Forecasters have good news for those fearing that the UK faces a long, slow decline into economic mediocrity: the UK will still stand tall among the world’s biggest economies in 2030, having overtaken France and even made progress on closing the gap with Germany.
Only India will leapfrog the UK on the rich list of nations, according to a report by PricewaterhouseCoopers (PwC), as previously fast-growing countries Russia and Brazil struggle to make ground on the global league table.
According to the report, the youthful vigor of the UK economy, with its high birthrate and flexible labor market, will contrast markedly with ageing populations in mainland Europe.
Ignoring the potential of Scotland voting for independence, the report forecasts that Britain will remain “a significant member of the global economic A-list.”
Barret Kupelian, an economist at PwC and co-author of the study, said the UK economy had regained its dynamism in recent years in contrast to France.
“The UK should also narrow the GDP gap with Germany over time, although this is projected to be driven mostly by the UK’s more favorable demographics, with a less rapidly ageing population and strong labor force participation rates,” he said.

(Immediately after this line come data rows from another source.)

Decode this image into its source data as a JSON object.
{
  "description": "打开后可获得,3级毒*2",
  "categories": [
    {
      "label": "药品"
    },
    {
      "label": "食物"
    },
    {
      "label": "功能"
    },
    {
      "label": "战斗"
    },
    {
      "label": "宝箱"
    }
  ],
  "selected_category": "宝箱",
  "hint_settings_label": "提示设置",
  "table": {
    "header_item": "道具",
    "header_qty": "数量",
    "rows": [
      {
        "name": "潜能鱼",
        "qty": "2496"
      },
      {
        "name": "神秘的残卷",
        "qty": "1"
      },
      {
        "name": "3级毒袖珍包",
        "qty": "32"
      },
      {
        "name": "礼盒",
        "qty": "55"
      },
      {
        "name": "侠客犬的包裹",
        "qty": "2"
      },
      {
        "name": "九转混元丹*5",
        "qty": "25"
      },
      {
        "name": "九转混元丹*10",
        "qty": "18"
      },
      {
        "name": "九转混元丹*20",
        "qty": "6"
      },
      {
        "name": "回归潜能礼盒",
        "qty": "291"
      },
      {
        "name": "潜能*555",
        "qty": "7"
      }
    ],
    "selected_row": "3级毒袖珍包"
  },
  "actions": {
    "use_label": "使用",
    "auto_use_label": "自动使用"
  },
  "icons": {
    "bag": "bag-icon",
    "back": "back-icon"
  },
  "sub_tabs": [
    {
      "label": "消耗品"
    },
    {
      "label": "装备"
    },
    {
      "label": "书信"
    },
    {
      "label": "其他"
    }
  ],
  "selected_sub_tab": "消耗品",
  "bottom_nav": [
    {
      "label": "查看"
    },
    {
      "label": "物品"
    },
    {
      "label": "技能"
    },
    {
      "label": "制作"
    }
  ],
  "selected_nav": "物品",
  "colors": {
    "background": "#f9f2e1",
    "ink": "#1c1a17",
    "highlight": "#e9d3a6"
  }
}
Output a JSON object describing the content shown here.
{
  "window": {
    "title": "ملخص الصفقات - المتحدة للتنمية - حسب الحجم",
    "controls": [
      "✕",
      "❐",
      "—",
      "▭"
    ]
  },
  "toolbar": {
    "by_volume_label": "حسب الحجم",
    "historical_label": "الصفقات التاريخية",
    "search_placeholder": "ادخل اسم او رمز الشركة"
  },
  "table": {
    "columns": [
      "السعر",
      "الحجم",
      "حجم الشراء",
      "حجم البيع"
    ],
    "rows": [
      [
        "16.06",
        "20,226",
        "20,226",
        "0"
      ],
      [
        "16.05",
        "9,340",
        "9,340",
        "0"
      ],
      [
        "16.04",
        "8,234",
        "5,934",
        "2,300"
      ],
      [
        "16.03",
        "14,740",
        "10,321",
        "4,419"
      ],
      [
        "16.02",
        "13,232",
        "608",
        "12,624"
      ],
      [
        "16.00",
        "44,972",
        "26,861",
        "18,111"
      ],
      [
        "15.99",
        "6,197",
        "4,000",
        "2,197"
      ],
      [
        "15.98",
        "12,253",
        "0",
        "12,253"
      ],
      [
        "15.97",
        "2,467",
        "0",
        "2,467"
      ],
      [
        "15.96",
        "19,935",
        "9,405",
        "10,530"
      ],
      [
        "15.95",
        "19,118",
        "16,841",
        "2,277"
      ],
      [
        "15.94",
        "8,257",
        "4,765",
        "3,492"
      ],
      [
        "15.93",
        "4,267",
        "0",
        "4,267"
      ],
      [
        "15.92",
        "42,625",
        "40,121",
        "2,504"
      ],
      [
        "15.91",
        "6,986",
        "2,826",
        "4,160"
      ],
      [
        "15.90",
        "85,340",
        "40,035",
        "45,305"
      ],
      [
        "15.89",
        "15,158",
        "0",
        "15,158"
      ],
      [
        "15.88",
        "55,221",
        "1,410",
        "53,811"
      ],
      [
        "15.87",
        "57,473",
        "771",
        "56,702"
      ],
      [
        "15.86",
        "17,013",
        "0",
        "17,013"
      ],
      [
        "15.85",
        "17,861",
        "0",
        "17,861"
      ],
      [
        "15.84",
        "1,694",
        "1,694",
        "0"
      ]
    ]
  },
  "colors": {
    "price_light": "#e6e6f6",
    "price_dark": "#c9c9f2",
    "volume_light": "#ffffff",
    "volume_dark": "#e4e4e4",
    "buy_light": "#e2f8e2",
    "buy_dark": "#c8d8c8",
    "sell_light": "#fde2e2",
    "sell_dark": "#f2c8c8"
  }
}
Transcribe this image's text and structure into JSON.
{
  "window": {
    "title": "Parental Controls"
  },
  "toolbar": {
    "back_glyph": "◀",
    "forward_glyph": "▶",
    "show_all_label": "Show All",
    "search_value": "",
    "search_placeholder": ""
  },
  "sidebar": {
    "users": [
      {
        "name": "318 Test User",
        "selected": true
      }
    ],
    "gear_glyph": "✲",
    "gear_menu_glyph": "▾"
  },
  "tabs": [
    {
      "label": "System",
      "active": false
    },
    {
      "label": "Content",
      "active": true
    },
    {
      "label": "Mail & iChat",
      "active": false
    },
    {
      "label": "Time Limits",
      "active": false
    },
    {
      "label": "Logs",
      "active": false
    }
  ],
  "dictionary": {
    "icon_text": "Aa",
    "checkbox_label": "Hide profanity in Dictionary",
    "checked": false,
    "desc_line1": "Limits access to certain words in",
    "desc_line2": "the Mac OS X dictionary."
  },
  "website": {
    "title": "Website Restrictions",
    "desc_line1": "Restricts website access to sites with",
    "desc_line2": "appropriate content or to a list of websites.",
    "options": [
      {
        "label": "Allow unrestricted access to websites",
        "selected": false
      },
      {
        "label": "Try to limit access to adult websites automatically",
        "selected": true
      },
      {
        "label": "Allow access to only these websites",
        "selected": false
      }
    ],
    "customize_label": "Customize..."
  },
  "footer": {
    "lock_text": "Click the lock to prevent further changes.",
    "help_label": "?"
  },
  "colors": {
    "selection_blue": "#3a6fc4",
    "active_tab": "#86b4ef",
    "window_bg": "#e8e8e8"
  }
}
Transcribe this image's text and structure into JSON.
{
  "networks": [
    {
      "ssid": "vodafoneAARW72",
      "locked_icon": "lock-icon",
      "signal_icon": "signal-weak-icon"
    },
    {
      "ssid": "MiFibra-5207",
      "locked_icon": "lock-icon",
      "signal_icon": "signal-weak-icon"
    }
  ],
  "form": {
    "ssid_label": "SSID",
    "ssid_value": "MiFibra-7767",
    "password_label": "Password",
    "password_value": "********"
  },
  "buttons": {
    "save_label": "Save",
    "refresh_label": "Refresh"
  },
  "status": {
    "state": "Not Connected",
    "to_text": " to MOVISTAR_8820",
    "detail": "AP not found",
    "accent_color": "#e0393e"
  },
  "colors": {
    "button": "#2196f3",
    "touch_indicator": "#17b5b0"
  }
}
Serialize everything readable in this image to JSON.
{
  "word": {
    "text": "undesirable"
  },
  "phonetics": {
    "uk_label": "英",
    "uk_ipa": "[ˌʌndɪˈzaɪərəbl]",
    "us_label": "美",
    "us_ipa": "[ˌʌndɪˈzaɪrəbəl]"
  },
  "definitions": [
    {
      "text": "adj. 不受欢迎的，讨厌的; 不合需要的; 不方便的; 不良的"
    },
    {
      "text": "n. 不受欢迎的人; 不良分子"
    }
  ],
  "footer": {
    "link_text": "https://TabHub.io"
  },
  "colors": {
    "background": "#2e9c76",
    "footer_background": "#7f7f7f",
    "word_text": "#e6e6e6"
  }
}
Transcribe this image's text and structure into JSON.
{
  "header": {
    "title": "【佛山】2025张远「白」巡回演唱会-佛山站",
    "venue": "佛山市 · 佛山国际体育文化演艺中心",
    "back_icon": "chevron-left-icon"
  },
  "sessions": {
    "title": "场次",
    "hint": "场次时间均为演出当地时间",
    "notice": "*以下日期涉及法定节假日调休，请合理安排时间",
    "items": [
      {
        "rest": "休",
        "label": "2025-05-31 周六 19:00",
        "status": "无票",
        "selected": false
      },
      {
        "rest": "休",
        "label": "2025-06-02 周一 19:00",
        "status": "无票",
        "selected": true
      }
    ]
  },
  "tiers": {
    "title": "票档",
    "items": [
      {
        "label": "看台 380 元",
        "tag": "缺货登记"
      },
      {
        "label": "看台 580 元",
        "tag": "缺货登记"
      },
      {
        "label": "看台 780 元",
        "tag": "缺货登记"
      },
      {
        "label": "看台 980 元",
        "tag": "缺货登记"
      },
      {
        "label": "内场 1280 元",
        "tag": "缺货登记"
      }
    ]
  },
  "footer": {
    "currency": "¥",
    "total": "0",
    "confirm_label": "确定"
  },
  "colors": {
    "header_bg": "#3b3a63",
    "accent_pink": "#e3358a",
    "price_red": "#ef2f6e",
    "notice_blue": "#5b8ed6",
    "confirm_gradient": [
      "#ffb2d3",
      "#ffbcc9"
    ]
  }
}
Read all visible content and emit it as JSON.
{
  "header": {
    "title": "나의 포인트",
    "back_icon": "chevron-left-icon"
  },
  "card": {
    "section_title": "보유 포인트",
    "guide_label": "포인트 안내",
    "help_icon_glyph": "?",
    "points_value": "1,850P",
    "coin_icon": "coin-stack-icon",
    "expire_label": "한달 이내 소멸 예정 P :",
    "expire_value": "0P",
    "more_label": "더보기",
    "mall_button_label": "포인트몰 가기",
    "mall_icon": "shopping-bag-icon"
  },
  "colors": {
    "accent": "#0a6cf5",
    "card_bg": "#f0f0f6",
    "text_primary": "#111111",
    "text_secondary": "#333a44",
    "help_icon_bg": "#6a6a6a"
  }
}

In the longer-term other emerging markets might overtake the UK, he said, but only India would manage this before 2030, based on GDP at market exchange rates.
Only a couple of years ago, there were forecasts that Britain would rapidly become a second-class economic power and would need to defer to the BRIC countries of Brazil, Russia, India and China in the near future.
China has ranked above Japan for a decade as the world’s second-biggest economy. By some calculations Brazil leapfrogged the UK in 2012, with Russia and India close behind.
The UK’s fall was partly related to the costs of the 2008 banking crisis and the recession that followed, coupled with a sharp decline in the exchange rate, which knocked about a quarter off the country’s value in relation to its main rivals.
However, since the beginning of last year the economy has recovered all the lost ground from the recession and banks have begun lending again. The British pound has bounced back from about US$1.40 in 2009 to US$1.71 today.
Brazil, by contrast, has had a rocky couple of years that have slowed GDP growth and pushed down the value of the Brazilian real. Russia will close the gap on the top eight, but its reliance on the oil and gas industry for growth and its rapidly ageing population will prevent it jumping up the table as quickly as previously thought.
Only India will move ahead of the UK by 2030, though it will be sharing a projected GDP of US$6.1 trillion among more than 1.5 billion people, only half as much again as the UK’s predicted output of US$4 trillion, produced by a population less than a 20th the size.
India will surpass China as the world’s most populous country by 2050, according to research by the Pew Research Center, by which time its population is expected to have increased by 400 million to 1.6 billion.
China, which is projected to add 25 million people by 2050, is regarded as the only major country that will grow old before it gets rich. It should remain the world’s second-largest economy behind the US.